Bush recycled his claim that lawsuits force physicians to practice "defensive medicine" that adds substantially to medical costs, and increases federal spending for health-care programs by $28 billion a year. We de-bunked that one back in January.

As we said then, both the General Accounting Office (recently re-named the Government Accountability Office) and the Congressional Budget Office criticize the 1996 study the Bush administration uses as their main support for that claim. These nonpartisan agencies suggest savings from passage of limits on malpractice damages --- if there are any savings at all -- would be relatively small.

Bush's claim rests mainly on a single 1996 study by two Stanford economists who said caps on damage awards could hold down overall medical costs by 5% to 9%. They studied heart patients who were hospitalized, compared costs in states with and without limits on malpractice lawsuits, and then projected their findings to the entire health-care system.
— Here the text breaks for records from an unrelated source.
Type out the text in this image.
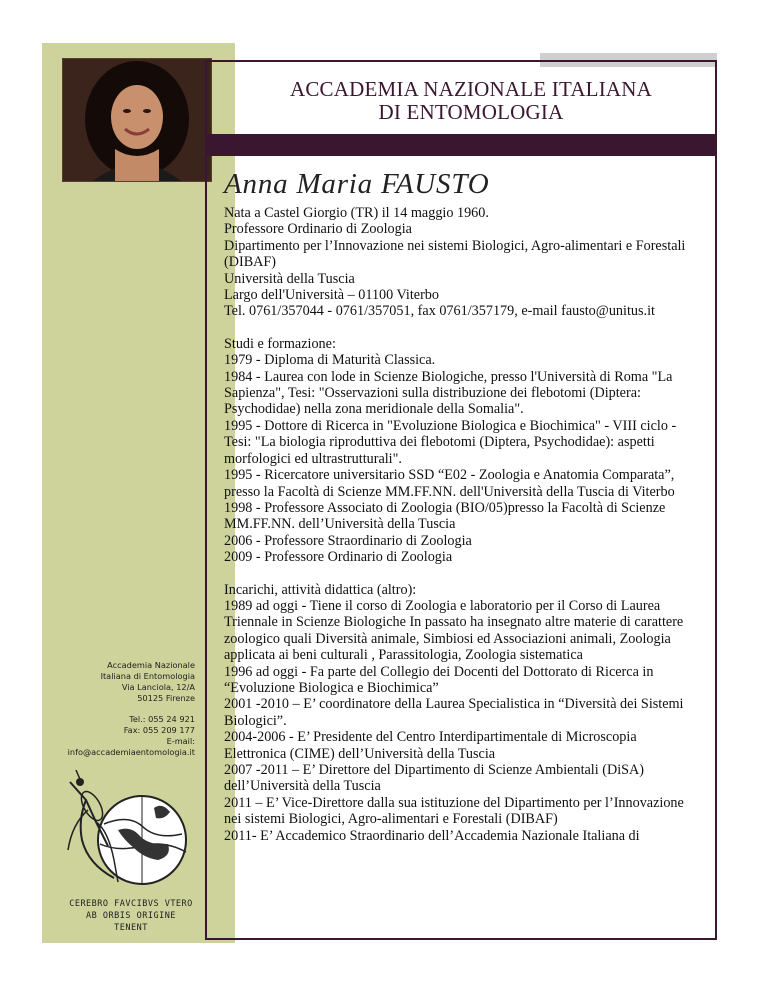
ACCADEMIA NAZIONALE ITALIANA
DI ENTOMOLOGIA
Anna Maria FAUSTO

Nata a Castel Giorgio (TR) il 14 maggio 1960.

Professore Ordinario di Zoologia

Dipartimento per l’Innovazione nei sistemi Biologici, Agro-alimentari e Forestali (DIBAF)

Università della Tuscia

Largo dell'Università – 01100 Viterbo

Tel. 0761/357044 - 0761/357051, fax 0761/357179, e-mail fausto@unitus.it

Studi e formazione:

1979 - Diploma di Maturità Classica.

1984 - Laurea con lode in Scienze Biologiche, presso l'Università di Roma "La Sapienza", Tesi: "Osservazioni sulla distribuzione dei flebotomi (Diptera: Psychodidae) nella zona meridionale della Somalia".

1995 - Dottore di Ricerca in "Evoluzione Biologica e Biochimica" - VIII ciclo - Tesi: "La biologia riproduttiva dei flebotomi (Diptera, Psychodidae): aspetti morfologici ed ultrastrutturali".

1995 - Ricercatore universitario SSD “E02 - Zoologia e Anatomia Comparata”, presso la Facoltà di Scienze MM.FF.NN. dell'Università della Tuscia di Viterbo

1998 - Professore Associato di Zoologia (BIO/05)presso la Facoltà di Scienze MM.FF.NN. dell’Università della Tuscia

2006 - Professore Straordinario di Zoologia

2009 - Professore Ordinario di Zoologia

Incarichi, attività didattica (altro):

1989 ad oggi - Tiene il corso di Zoologia e laboratorio per il Corso di Laurea Triennale in Scienze Biologiche In passato ha insegnato altre materie di carattere zoologico quali Diversità animale, Simbiosi ed Associazioni animali, Zoologia applicata ai beni culturali , Parassitologia, Zoologia sistematica

1996 ad oggi - Fa parte del Collegio dei Docenti del Dottorato di Ricerca in “Evoluzione Biologica e Biochimica”

2001 -2010 – E’ coordinatore della Laurea Specialistica in “Diversità dei Sistemi Biologici”.

2004-2006 - E’ Presidente del Centro Interdipartimentale di Microscopia Elettronica (CIME) dell’Università della Tuscia

2007 -2011 – E’ Direttore del Dipartimento di Scienze Ambientali (DiSA) dell’Università della Tuscia

2011 – E’ Vice-Direttore dalla sua istituzione del Dipartimento per l’Innovazione nei sistemi Biologici, Agro-alimentari e Forestali (DIBAF)

2011- E’ Accademico Straordinario dell’Accademia Nazionale Italiana di

Accademia Nazionale

Italiana di Entomologia

Via Lanciola, 12/A

50125 Firenze

Tel.: 055 24 921

Fax: 055 209 177

E-mail:

info@accademiaentomologia.it

CEREBRO FAVCIBVS VTERO

AB ORBIS ORIGINE

TENENT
But both the GAO and the CBO questioned such a sweeping conclusion. When the CBO attempted to duplicate the Stanford economists’ methods for other types of ailments they found “no evidence that restrictions on tort liability reduce medical spending.”

Rationing of Health Care?
Bush: "And finally, he said he's going to have a novel health care plan. You know what it is? The federal government is going to run it.

It's the largest increase in federal government health care ever. . . .

Government-sponsored health care would lead to rationing. It would ruin the quality of health care in America."

Bush escalated his attack on Kerry's proposal to expand health-care insurance through an expensive assortment of subsidies and expansions of Medicare and Medicaid. The president stated Kerry's plan "would lead to rationing" of medical care, and "would ruin the quality of health care in America."

Bush's attack in the debate echoed a grossly misleading claim made in his earlier TV ad, which said Kerry's health plan would put "Washington bureaucrats in control" of medical decisions, putting "big government in charge. Not you Not your doctor." That view isn't supported by neutral experts, however, as we reported on Oct. 4.

Actually, an estimated 97% of Americans who now have health insurance will simply keep the plan they have, according to projections by the independent, politically neutral health-care research firm The Lewin Group .

And The Lewin Group's vice president, John Sheils, disputes the Bush ad's claim:

Sheils: I don’t see how, in Kerry’s plan, decisions on medical procedures would be made in Washington under any circumstances, under any proposal.

Other Dubious Claims

-Bush said Kerry voted 98 times to "raise taxes" during his 19-year Senate career. But as we reported Aug. 30, the Bush campaign's list of votes includes 43 votes for budget measures that merely set targets for taxes without actually legislating changes to the tax code. And it counts multiple votes on the same bills, including 16 votes on the 1993 Clinton package of tax increases and spending cuts.

-Bush once again claimed 900,000 "small businesses" would see a tax increase under Kerry's proposal to raise taxes only on persons making over $200,000 a year. As we showed earlier , that's an inflated number. The nonpartisan Tax Policy Center calculates that 471,000 small employers would see an increase in taxes.

-Bush claimed that "we increased that child credit by $1,000," when in fact it has increased by half that much under his legislation. It was $500 before Bush took office, and his tax-cut bills doubled it.